Typescript is (a superset of) javascript, so you just use JSON.parseas you would in javascript:

Typescript 是 javascript（的超集），因此您只需JSON.parse像在 javascript 中一样使用：

let obj = JSON.parse(jsonString);

Only that in typescript you can have a type to the resulting object:

只有在打字稿中，您才能拥有结果对象的类型：

interface MyObj {
    myString: string;
    myNumber: number;
}

let obj: MyObj = JSON.parse('{ "myString": "string", "myNumber": 4 }');
console.log(obj.myString);
console.log(obj.myNumber);

(code in playground)

（操场上的代码）

If you want your JSON to have a validated Typescript type, you will need to do that validation work yourself. This is nothing new. In plain Javascript, you would need to do the same.

如果您希望 JSON 具有经过验证的 Typescript 类型，则需要自己进行验证工作。这不是什么新鲜事。在普通的 Javascript 中，你需要做同样的事情。

Validation

验证

I like to express my validation logic as a set of "transforms". I define a Descriptoras a map of transforms:

我喜欢将我的验证逻辑表示为一组“转换”。我将 a 定义Descriptor为转换映射：

type Descriptor<T extends Transformed> = {
  [P in keyof T]: (v: any) => T[P];
};

type Transformed = { [key: string]: any };

Then I can make a function that will apply these transforms to arbitrary input:

然后我可以创建一个函数，将这些转换应用于任意输入：

function pick<T extends Transformed>(v: any, d: Descriptor<T>): T {
  const ret: any = {};
  for (let key in d) {
    try {
      const val = d[key](v[key]);
      if (typeof val !== "undefined") {
        ret[key] = val;
      }
    } catch (err) {
      const msg = err instanceof Error ? err.message : String(err);
      throw new Error(`could not pick ${key}: ${msg}`);
    }
  }
  return ret;
}

Now, not only am I validating my JSON input, but I am building up a Typescript type as I go. The above generic types ensure that the result infers the types from your "transforms".

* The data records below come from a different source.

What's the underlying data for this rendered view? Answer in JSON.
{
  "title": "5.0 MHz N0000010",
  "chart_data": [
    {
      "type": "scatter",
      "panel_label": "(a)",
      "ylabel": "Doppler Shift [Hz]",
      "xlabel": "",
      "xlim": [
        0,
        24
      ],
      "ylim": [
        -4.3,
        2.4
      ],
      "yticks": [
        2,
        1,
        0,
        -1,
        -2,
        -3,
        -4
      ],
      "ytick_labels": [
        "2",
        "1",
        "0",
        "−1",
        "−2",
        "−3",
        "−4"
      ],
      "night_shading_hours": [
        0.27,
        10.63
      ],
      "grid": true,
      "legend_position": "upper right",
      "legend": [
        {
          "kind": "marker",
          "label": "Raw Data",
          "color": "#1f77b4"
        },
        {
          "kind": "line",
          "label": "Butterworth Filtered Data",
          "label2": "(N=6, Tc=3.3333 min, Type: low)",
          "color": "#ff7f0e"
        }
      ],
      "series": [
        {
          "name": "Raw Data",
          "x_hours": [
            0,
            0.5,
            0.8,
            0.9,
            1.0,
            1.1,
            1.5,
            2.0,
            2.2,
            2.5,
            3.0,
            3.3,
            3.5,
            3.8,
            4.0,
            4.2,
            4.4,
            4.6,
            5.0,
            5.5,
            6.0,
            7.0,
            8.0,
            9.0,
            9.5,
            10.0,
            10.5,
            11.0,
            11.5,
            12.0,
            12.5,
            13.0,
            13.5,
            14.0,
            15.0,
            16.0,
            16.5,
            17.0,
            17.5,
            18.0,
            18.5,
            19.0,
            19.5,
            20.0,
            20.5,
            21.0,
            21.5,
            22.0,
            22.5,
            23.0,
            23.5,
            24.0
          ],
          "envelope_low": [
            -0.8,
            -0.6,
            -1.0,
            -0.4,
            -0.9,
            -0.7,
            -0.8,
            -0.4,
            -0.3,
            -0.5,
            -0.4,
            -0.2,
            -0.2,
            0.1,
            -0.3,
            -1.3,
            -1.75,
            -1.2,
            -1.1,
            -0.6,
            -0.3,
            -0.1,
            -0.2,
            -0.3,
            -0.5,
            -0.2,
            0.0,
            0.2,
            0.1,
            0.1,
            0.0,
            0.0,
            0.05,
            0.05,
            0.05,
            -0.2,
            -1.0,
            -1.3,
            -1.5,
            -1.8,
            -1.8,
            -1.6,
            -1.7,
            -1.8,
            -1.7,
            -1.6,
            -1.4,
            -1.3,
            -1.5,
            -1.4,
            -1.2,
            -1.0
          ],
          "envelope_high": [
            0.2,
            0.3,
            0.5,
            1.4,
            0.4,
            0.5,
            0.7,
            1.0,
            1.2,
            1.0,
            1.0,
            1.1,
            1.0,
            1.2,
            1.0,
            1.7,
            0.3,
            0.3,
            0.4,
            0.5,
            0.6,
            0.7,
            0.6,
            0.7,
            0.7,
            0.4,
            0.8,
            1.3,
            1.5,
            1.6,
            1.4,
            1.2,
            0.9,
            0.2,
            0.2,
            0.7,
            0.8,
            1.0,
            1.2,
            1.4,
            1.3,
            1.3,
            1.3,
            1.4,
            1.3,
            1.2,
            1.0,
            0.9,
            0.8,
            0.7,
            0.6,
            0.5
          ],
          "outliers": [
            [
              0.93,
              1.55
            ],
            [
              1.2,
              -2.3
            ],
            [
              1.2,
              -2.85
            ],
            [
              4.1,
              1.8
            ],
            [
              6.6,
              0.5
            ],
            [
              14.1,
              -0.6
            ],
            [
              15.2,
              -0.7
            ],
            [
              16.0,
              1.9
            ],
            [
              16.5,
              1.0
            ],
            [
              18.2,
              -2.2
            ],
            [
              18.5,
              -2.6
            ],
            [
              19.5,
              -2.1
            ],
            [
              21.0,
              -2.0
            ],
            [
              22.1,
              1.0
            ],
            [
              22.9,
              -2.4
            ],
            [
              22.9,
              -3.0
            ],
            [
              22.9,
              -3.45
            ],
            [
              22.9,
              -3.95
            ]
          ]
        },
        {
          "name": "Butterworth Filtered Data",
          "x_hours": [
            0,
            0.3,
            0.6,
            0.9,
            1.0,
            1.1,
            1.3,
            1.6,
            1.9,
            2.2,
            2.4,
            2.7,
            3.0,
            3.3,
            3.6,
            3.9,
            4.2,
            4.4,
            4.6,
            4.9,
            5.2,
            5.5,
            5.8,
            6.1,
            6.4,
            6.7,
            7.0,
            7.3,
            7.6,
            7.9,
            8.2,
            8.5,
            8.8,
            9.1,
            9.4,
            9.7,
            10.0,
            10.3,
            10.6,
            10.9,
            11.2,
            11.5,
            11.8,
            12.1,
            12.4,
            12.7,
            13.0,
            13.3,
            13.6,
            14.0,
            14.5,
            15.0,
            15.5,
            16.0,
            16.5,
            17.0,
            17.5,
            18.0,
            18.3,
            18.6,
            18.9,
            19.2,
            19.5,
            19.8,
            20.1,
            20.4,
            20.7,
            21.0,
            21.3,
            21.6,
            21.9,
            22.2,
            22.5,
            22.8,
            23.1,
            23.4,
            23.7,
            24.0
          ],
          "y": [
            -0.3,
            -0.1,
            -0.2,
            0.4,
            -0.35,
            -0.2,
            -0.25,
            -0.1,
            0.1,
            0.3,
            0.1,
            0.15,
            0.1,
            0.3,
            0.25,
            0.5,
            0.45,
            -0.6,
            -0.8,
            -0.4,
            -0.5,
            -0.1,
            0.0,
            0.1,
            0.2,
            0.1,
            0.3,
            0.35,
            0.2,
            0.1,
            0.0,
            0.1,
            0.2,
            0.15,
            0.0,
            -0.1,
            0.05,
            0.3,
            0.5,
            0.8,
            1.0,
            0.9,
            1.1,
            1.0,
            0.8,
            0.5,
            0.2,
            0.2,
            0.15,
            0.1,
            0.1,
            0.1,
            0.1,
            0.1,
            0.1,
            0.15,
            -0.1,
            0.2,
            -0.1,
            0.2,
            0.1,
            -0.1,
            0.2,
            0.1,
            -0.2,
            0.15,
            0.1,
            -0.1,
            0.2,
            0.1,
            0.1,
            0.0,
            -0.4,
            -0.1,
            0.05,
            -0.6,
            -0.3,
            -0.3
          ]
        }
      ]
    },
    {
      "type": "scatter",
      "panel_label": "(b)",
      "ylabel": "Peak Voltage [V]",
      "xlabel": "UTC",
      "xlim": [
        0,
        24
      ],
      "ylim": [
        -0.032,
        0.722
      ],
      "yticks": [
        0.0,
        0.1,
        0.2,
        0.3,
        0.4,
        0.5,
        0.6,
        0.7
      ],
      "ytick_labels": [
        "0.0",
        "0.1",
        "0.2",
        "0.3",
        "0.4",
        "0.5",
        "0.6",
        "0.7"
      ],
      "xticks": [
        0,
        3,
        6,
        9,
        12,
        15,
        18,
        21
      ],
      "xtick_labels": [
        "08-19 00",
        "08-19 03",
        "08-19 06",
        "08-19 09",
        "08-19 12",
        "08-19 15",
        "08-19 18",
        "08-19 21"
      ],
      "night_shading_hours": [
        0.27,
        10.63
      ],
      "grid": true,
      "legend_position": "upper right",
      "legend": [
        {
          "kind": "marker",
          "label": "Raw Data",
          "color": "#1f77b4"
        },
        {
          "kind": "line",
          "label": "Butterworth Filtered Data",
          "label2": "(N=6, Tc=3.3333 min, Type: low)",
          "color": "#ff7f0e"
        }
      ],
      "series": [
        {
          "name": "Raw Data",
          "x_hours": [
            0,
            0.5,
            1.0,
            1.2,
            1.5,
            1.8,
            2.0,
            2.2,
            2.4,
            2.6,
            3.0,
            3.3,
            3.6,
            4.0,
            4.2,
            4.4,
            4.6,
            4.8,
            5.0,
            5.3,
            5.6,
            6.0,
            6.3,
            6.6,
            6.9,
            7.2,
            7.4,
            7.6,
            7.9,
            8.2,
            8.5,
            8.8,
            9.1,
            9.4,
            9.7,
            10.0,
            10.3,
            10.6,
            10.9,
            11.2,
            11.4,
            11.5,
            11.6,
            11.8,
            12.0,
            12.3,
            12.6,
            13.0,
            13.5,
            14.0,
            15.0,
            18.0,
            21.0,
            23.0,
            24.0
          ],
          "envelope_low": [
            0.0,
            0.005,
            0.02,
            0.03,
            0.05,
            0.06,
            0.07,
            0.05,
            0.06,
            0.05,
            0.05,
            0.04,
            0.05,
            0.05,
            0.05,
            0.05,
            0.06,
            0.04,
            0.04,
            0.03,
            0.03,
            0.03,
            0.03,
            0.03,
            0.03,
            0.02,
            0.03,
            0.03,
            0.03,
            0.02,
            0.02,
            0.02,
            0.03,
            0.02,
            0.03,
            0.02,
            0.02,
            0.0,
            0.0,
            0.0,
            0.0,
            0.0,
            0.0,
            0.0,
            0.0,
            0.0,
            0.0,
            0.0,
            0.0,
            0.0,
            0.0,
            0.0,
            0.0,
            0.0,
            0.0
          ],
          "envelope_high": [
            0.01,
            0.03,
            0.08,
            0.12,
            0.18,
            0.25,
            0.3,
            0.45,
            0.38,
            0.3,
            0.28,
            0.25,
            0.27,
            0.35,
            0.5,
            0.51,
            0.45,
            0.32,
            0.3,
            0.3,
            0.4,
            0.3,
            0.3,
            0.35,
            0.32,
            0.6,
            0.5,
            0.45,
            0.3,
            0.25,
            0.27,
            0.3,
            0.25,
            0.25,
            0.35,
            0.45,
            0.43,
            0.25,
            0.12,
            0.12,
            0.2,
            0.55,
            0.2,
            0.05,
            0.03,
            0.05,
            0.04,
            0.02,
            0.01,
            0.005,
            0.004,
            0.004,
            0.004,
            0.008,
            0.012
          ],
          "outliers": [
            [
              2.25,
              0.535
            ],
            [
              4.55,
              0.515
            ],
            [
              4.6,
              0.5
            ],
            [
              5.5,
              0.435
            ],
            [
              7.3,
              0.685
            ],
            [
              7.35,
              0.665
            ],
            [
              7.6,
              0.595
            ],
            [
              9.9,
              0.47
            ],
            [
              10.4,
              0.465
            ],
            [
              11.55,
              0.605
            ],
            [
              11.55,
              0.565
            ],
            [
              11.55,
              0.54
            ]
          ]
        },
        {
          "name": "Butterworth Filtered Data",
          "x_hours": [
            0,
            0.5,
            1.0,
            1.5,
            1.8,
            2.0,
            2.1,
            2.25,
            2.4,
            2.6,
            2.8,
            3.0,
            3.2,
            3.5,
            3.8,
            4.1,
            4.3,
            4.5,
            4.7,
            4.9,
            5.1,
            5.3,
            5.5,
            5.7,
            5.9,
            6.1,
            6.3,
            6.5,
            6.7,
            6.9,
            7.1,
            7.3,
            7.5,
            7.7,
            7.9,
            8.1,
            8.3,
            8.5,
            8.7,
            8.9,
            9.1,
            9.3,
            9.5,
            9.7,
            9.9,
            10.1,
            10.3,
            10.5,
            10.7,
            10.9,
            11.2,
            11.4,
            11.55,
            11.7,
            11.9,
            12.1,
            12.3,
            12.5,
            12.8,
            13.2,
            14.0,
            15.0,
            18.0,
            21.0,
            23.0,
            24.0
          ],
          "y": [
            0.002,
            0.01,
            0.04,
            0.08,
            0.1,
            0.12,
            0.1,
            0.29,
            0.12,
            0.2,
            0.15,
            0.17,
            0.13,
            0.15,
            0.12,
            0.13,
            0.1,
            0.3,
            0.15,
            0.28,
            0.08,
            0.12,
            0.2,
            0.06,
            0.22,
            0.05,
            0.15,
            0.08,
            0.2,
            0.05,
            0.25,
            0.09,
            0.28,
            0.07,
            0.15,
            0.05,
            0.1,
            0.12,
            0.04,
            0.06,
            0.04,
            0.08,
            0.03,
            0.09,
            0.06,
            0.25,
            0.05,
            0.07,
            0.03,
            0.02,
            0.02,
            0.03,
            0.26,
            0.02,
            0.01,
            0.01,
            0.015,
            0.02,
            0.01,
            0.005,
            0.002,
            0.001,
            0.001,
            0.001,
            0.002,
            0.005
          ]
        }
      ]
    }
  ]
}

现在，我不仅在验证我的 JSON 输入，而且我正在构建一个 Typescript 类型。上述泛型类型确保结果从您的“转换”中推断出类型。

In case the transform throws an error (which is how you would implement validation), I like to wrap it with another error showing which key caused the error.

如果转换抛出错误（这就是您实现验证的方式），我喜欢用另一个错误包装它，显示哪个键导致了错误。

Usage

用法

In your example, I would use this as follows:

在您的示例中，我将按如下方式使用它：

const value = pick(JSON.parse('{"name": "Bob", "error": false}'), {
  name: String,
  error: Boolean,
});

Now valuewill be typed, since Stringand Booleanare both "transformers" in the sense they take input and return a typed output.

现在value将被输入，因为String和Boolean都是“转换器”，因为它们接受输入并返回输入输出。

Furthermore, the valuewill actually bethat type. In other words, if namewere actually 123, it will be transformed to "123"so that you have a valid string. This is because we used Stringat runtime, a built-in function that accepts arbitrary input and returns a string.

此外，value意志实际上是这种类型。换句话说，如果name实际上是123，它将被转换为，"123"以便您拥有有效的字符串。这是因为我们String在运行时使用了一个内置函数，它接受任意输入并返回一个string.

There is a great library for it ts-json-object

有一个很棒的库ts-json-object

In your case you would need to run the following code:

在您的情况下，您需要运行以下代码：

import {JSONObject, required} from 'ts-json-object'

class Response extends JSONObject {
    @required
    name: string;

    @required
    error: boolean;
}

let resp = new Response({"name": "Bob", "error": false});

This library will validate the json before parsing

该库将在解析之前验证 json

You can additionally use libraries that perform type validation of your json, such as Sparkson. They allow you to define a TypeScript class, to which you'd like to parse your response, in your case it could be:

您还可以使用执行 json 类型验证的库，例如Sparkson。它们允许你定义一个 TypeScript 类，你想解析你的响应，在你的情况下它可能是：

import { Field } from "sparkson";
class Response {
   constructor(
      @Field("name") public name: string,
      @Field("error") public error: boolean
   ) {}
}

The library will validate if the required fields are present in the JSON payload and if their types are correct. It can also do a bunch of validations and conversions.

该库将验证 JSON 负载中是否存在必需字段以及它们的类型是否正确。它还可以进行一堆验证和转换。